Title: Dumb question.
I second the use of VisualAssist.
 
- Shawn
-----Original Message-----
From: Chris Newcombe [mailto:[EMAIL PROTECTED]
Sent: Monday, April 07, 2003 1:49 PM
To: '[EMAIL PROTECTED]'; '[EMAIL PROTECTED]'
Subject: RE: Dumb question.

RSA is a fixed/limited length crypto scheme.  For long messages, generate a symmetric session key (e.g. AES-128), encrypt that with RSA, and then encrypt the message with the session key. As a bonus you can MAC the message with the same session key (e.g. HMAC<SHA1>).   Note that some MACs (e.g. CBC) need a different key to the encryption key to avoid leaking key bits - in that case take a hash (SHA1) of the encryption key before using it as the MAC key.
 
 
Try VisualAssist (http://www.wholetomato.com) better IntelliSense in VC++.

 
 -----Original Message-----
From: Julia Smith [mailto:[EMAIL PROTECTED]
Sent: Monday, April 07, 2003 12:28 PM
To: [EMAIL PROTECTED]
Subject: Dumb question.

RSA encryption blows up if you pass it a string that is beyond a certain length.

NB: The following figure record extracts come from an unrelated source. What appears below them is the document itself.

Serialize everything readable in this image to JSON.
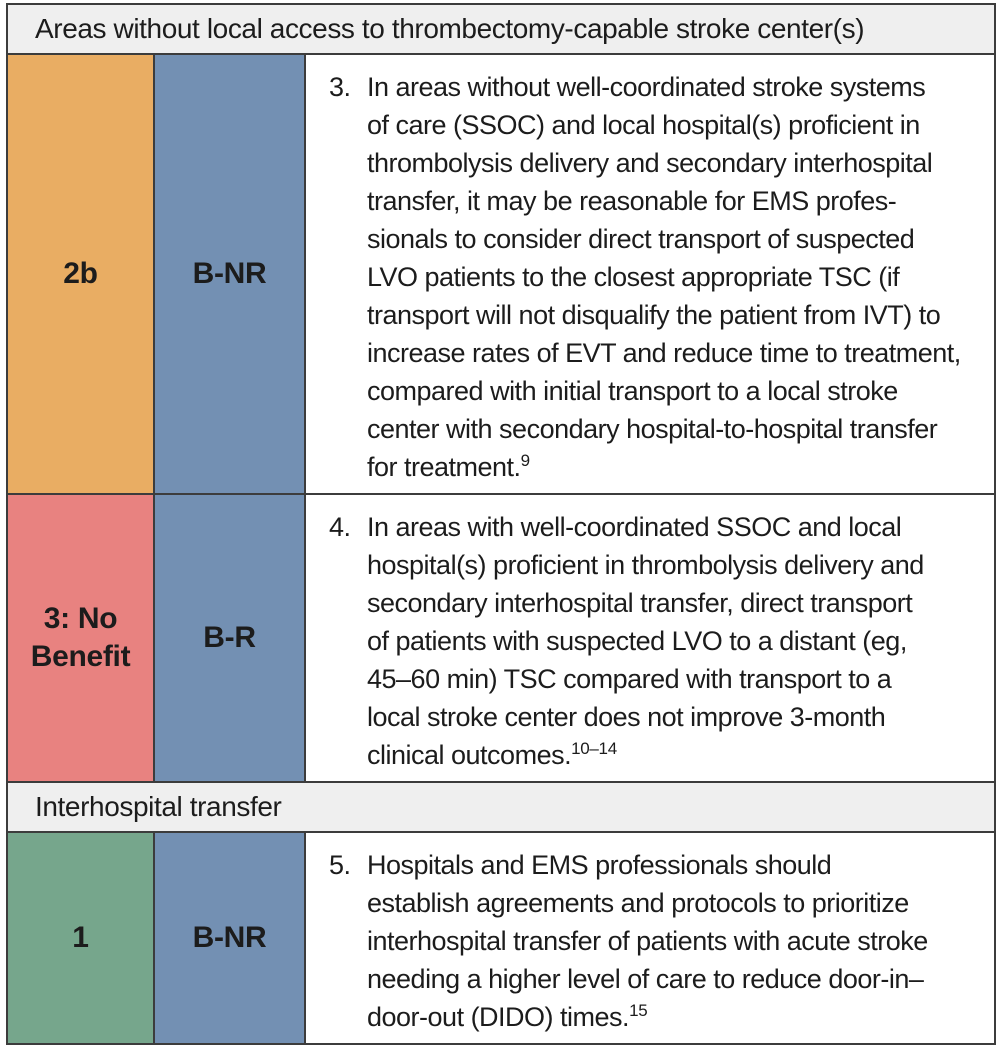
{
  "colors": {
    "cor-2b": "#e9ad63",
    "cor-no-benefit": "#e88280",
    "cor-1": "#76a68c",
    "loe": "#7390b3",
    "section-bg": "#efefef",
    "border": "#3c3c3c",
    "text": "#1c1c1c"
  },
  "sections": [
    {
      "title": "Areas without local access to thrombectomy-capable stroke center(s)"
    },
    {
      "title": "Interhospital transfer"
    }
  ],
  "rows": [
    {
      "cor": "2b",
      "loe": "B-NR",
      "rec_number": "3.",
      "rec_text": "In areas without well-coordinated stroke systems\nof care (SSOC) and local hospital(s) proficient in\nthrombolysis delivery and secondary interhospital\ntransfer, it may be reasonable for EMS profes-\nsionals to consider direct transport of suspected\nLVO patients to the closest appropriate TSC (if\ntransport will not disqualify the patient from IVT) to\nincrease rates of EVT and reduce time to treatment,\ncompared with initial transport to a local stroke\ncenter with secondary hospital-to-hospital transfer\nfor treatment.",
      "rec_reference": "9"
    },
    {
      "cor": "3: No\nBenefit",
      "loe": "B-R",
      "rec_number": "4.",
      "rec_text": "In areas with well-coordinated SSOC and local\nhospital(s) proficient in thrombolysis delivery and\nsecondary interhospital transfer, direct transport\nof patients with suspected LVO to a distant (eg,\n45–60 min) TSC compared with transport to a\nlocal stroke center does not improve 3-month\nclinical outcomes.",
      "rec_reference": "10–14"
    },
    {
      "cor": "1",
      "loe": "B-NR",
      "rec_number": "5.",
      "rec_text": "Hospitals and EMS professionals should\nestablish agreements and protocols to prioritize\ninterhospital transfer of patients with acute stroke\nneeding a higher level of care to reduce door-in–\ndoor-out (DIDO) times.",
      "rec_reference": "15"
    }
  ]
}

<rant>This is aggravating. Code samples don't deal with the simple idea of encoding something beyond a few dozen characters. I'd really vote for some sort of effort to create a usability API where calls do what you want to expect. Use the JCE as a basis. What I am finding is that half the time VC++ cannot provide method completion on data values which makes using crypto++ classes very trying. Manual inspection of the documentation takes orders of magnitude more time and effort to follow. It's like going back to 1980 development tools.</rant>

How do I deal with long messages? Does this mean that crypto++ RSA encryption doesn't handle adding random noise into the padding, exposing the encryption to differential attacks (i think that's what can happen .. i don't remember the exact details).